(abg) Die Medbase betreibt seit fast einem Jahr eine Hausarztpraxis in Zweisimmen. Was von manch einem Gesundheitsexperten in der Region als Lösung aller Probleme angesehen wurde, hat sich bereits von Beginn an als reine Verlagerung des Problems erwiesen: es gibt zu wenig Ärzte, die als Hausarzt tätig sein wollen und das trifft besonders den ländlichen Bereich. Auch bei der Medbase. Per Medienmitteilung liess die Medbase heute Vormittag wissen, wie sie dieses Problem lösen will: In dem ärztliche Leistungen zukünftig von Nicht-Ärzten erbracht werden. «Innovativ» nennt die Medbase das. Eine Mogelpackung wäre wohl die treffende Bezeichnung.
Gruppenpraxen a la Medbase seien die Lösung aller Versorgungsprobleme – in diesem Sinne äusserten sich nicht nur Regionalpolitiker, sondern auch die GSS AG – da könnten Ärzte, wie Ärzte das heute nunmal wollen, auch wunderbar in Teilzeit arbeiten und flexibel bleiben. Das würde die Tätigkeit als Hausarzt gleich viel attraktiver machen. Selbst wenn das so sein sollte: auf die Idee sind andere natürlich auch längst gekommen und zwar auch im deutlich begehrteren städtischen Bereich. Einen Attraktivitätsvorteil kann man damit nicht erreichen. Die Kernprobleme bleiben. Ungelöst.

Dass musste auch die Medbase für ihre Praxis in Zweisimmen erfahren. Praktisch ohne Unterbrechung schaltet die Medbase Stelleninserate. Immer auf der Suche nach Fachärzten für Allgemeine Innere Medizin. Ganz offensichtlich immer erfolglos. Jetzt also die kreative Lösung: Ärztliche Leistungen sollen ab 1. März 2021 von Physiotherapeuten in der Praxis erbracht werden. Zum Arzt gehen, aber keinen Arzt mehr zu Gesicht bekommen. Mit der Dorfbevölkerung kann man es ja mal versuchen.
«Advanced Physiotherapy Practitioner APP» – als Arztersatz
Wer meint, die Medbase würde sich einen zeitversetzten Aprilscherz erlauben, liegt falsch. Die Medbase in ihrer Mitteilung wörtlich: «Die beiden Physiotherapeutinnen übernehmen in der Ärztepraxis Medbase Zweisimmen Aufgaben rund um Probleme mit dem Bewegungsapparat, die sonst ein Arzt der Praxis wahrnimmt.» Nichts gegen Physiotherapeuten. Nichts gegen Physiotherapeuten, die sich intensiv weitergebildet haben. Ärzte sind sie deshalb aber nicht.
Tatsächlich macht die Medbase auch deutlich, dass die beiden Physiotherapeuten, die ab März 2021 als Arzt-Ersatz tätig sein sollen, keineswegs in ihrem Beruf als Physiotherapeut bei der Medbase praktizieren sollen. Wiederum wörtlich aus der Pressemitteilung: «Sollte eine physiotherapeutische Behandlung nötig sein, werden die Patientinnen und Patienten an die niedergelassenen Physiotherapeutinnen und -therapeuten überwiesen.» Mit anderen Worten: die Medbase stellt Physiotherapeuten ein, die keine physiotherpeutschen Leistungen erbringen sollen. Sondern ärztliche Leistungen.
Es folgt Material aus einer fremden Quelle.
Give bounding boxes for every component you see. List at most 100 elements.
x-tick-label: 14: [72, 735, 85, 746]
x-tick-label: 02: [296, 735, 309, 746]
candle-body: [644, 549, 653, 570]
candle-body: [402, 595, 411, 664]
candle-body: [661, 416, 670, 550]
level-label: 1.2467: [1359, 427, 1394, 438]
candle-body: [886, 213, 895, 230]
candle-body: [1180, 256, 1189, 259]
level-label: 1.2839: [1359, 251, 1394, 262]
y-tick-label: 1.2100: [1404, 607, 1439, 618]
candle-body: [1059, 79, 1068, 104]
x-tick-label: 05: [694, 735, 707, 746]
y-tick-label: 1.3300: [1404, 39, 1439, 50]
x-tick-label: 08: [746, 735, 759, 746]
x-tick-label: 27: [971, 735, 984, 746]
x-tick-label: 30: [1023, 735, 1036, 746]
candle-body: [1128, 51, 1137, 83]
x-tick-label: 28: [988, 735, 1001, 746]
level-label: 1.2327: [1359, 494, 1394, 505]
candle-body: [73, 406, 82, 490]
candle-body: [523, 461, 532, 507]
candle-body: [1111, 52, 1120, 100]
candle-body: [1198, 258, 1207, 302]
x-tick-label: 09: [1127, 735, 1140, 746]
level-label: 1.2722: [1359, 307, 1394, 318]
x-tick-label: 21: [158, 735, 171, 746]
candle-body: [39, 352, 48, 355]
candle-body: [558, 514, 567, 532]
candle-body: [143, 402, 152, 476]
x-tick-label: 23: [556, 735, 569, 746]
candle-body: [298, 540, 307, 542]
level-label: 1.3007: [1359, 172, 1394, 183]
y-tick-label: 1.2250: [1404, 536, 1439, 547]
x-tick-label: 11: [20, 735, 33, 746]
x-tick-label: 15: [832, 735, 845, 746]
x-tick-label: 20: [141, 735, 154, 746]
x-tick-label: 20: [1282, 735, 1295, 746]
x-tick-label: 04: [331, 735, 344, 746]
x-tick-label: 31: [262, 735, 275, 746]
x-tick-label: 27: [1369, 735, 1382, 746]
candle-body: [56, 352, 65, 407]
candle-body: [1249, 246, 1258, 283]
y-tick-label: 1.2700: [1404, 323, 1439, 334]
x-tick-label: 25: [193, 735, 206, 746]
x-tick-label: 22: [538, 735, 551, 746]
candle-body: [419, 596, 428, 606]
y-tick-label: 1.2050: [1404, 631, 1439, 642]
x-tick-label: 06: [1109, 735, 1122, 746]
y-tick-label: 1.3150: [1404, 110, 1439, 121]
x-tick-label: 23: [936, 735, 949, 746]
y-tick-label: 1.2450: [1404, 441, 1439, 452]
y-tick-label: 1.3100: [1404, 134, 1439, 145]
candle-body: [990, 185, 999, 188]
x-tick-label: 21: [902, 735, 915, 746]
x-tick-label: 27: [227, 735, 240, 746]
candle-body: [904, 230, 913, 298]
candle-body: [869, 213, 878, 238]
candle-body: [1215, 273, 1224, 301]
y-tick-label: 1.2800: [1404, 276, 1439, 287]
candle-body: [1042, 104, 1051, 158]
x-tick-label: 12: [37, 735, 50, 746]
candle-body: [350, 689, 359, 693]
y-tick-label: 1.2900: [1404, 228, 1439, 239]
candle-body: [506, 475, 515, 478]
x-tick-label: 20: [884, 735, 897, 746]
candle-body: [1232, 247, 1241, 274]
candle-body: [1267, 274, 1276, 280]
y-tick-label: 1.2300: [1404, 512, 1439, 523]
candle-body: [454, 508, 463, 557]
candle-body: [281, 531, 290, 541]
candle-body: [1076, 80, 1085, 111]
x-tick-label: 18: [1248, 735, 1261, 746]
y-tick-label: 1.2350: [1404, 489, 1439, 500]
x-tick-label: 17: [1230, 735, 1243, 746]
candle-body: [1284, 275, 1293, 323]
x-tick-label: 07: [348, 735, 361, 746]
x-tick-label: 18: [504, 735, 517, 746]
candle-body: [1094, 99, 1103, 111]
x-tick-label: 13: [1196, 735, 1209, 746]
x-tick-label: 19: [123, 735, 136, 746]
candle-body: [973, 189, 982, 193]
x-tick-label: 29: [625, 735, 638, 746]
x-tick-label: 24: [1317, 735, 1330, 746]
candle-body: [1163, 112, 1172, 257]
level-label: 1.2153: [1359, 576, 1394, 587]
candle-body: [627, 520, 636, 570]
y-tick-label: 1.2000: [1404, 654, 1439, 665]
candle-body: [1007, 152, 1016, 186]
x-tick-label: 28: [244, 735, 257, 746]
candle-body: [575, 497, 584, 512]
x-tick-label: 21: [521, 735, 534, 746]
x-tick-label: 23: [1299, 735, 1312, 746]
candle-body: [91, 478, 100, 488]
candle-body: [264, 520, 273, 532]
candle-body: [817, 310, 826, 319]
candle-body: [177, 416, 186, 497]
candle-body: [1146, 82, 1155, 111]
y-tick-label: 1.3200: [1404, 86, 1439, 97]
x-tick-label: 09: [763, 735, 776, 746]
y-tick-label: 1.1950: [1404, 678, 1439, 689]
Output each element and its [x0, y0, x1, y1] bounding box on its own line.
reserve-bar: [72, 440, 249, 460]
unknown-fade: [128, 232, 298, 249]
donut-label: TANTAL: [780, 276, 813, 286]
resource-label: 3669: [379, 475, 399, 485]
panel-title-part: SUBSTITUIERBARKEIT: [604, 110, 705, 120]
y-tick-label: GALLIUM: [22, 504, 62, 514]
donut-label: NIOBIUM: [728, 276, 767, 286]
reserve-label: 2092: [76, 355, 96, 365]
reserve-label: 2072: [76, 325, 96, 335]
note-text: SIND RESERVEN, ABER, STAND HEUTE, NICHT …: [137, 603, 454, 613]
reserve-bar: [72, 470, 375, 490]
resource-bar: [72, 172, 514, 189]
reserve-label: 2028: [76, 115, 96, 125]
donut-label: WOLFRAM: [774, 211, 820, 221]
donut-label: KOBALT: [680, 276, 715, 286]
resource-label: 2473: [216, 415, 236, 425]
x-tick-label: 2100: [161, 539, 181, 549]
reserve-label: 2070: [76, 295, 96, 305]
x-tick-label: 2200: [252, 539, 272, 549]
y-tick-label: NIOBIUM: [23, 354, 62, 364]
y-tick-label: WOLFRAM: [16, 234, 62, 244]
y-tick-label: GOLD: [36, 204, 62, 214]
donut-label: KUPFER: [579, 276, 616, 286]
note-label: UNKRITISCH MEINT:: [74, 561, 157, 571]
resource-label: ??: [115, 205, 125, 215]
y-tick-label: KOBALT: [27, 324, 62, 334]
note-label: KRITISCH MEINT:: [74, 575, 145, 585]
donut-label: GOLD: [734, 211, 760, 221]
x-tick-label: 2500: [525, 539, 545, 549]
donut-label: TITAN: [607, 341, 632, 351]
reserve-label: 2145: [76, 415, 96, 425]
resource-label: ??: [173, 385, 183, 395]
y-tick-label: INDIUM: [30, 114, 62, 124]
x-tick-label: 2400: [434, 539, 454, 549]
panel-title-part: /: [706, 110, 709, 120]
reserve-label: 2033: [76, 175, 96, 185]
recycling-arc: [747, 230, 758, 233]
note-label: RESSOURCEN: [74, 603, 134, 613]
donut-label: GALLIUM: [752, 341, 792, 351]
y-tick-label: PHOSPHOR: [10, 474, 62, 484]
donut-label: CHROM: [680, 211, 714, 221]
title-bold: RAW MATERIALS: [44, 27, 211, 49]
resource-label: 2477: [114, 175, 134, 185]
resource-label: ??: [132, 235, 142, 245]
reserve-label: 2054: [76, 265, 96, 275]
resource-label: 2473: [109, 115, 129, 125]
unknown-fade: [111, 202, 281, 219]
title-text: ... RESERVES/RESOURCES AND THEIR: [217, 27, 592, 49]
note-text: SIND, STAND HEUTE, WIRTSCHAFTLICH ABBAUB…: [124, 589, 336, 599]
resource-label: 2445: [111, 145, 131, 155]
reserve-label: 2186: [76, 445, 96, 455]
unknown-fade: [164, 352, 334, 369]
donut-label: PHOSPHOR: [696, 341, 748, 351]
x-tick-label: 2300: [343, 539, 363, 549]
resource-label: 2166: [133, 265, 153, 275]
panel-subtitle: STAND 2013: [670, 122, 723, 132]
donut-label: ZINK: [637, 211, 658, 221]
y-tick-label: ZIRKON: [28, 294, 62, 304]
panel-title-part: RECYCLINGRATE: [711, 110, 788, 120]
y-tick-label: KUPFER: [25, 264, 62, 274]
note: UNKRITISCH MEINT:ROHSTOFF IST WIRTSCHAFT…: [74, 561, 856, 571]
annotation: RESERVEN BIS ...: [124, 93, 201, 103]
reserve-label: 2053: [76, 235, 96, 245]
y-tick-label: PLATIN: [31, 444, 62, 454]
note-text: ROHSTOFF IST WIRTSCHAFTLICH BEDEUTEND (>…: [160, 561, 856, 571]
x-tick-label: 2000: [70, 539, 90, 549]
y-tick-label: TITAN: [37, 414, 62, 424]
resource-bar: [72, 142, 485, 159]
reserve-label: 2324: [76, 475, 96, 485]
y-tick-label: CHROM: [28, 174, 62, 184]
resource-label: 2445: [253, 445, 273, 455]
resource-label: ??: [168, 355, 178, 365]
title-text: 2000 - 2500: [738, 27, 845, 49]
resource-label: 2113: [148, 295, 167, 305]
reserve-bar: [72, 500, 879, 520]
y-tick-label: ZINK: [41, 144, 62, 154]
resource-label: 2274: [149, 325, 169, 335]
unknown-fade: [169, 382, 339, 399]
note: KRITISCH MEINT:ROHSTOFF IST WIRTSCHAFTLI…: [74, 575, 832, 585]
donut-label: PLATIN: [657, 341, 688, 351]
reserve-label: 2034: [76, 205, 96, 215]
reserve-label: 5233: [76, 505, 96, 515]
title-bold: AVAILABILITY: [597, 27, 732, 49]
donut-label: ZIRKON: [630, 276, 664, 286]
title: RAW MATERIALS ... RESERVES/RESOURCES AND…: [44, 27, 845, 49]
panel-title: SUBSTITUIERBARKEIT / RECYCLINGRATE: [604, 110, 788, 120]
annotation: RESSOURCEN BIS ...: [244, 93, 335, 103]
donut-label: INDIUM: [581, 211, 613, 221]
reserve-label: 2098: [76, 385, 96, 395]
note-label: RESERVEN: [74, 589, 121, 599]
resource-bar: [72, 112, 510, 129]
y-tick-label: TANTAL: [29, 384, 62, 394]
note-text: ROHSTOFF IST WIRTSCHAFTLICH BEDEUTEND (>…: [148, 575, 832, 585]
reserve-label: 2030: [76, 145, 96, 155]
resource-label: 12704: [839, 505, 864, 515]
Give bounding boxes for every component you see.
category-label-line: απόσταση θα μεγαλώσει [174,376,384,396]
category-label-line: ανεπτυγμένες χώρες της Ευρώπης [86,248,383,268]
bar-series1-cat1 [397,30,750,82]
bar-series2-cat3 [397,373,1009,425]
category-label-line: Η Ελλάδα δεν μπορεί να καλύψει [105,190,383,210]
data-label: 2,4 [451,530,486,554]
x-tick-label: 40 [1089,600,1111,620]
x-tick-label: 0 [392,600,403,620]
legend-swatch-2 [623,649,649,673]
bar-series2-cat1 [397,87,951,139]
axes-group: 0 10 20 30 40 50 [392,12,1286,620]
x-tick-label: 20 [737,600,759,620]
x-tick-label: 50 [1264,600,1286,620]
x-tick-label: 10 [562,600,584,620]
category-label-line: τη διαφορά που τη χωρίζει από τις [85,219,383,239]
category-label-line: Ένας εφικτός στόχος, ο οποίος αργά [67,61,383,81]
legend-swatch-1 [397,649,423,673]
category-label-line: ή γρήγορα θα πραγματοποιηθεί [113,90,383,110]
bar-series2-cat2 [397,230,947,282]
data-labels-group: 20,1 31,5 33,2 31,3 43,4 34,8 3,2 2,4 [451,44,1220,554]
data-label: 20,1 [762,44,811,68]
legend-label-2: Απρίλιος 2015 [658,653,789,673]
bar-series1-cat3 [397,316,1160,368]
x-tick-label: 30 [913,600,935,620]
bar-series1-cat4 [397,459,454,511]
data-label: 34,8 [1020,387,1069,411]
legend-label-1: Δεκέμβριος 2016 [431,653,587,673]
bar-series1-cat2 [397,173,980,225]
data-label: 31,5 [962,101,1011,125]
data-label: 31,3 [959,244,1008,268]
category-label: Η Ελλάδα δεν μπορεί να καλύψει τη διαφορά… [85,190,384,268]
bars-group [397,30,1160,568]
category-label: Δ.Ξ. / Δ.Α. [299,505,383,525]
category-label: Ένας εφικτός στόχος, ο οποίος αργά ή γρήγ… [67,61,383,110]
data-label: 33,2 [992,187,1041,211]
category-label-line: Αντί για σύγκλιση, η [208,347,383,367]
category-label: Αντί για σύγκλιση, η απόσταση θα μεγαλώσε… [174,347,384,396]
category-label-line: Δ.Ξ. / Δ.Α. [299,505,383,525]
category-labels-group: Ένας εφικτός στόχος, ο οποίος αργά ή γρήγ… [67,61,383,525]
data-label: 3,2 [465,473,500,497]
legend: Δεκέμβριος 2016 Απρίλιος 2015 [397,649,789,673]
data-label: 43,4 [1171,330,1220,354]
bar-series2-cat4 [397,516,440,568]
Folgefragen bleiben im Dunkeln: Abrechnung? Haftung?
Worüber sich die Medbase in ihrer Medienmitteilung ausschweigt, sind die nicht unwichtigen Folgeprobleme, die in dieser Konstellation geklärt und den Patienten transparent gemacht werden müssen: wie werden die Leistungen der Physiotherapeuten abgerechnet – wenn der Patient doch in eine «Arztpraxis» geht und eine ärztliche Untersuchung und Behandlung wünscht? Und wer haftet, wenn die Physiotherapeuten ärztliche Aufgaben übernehmen und dabei Fehler zum Schaden der Patienten machen?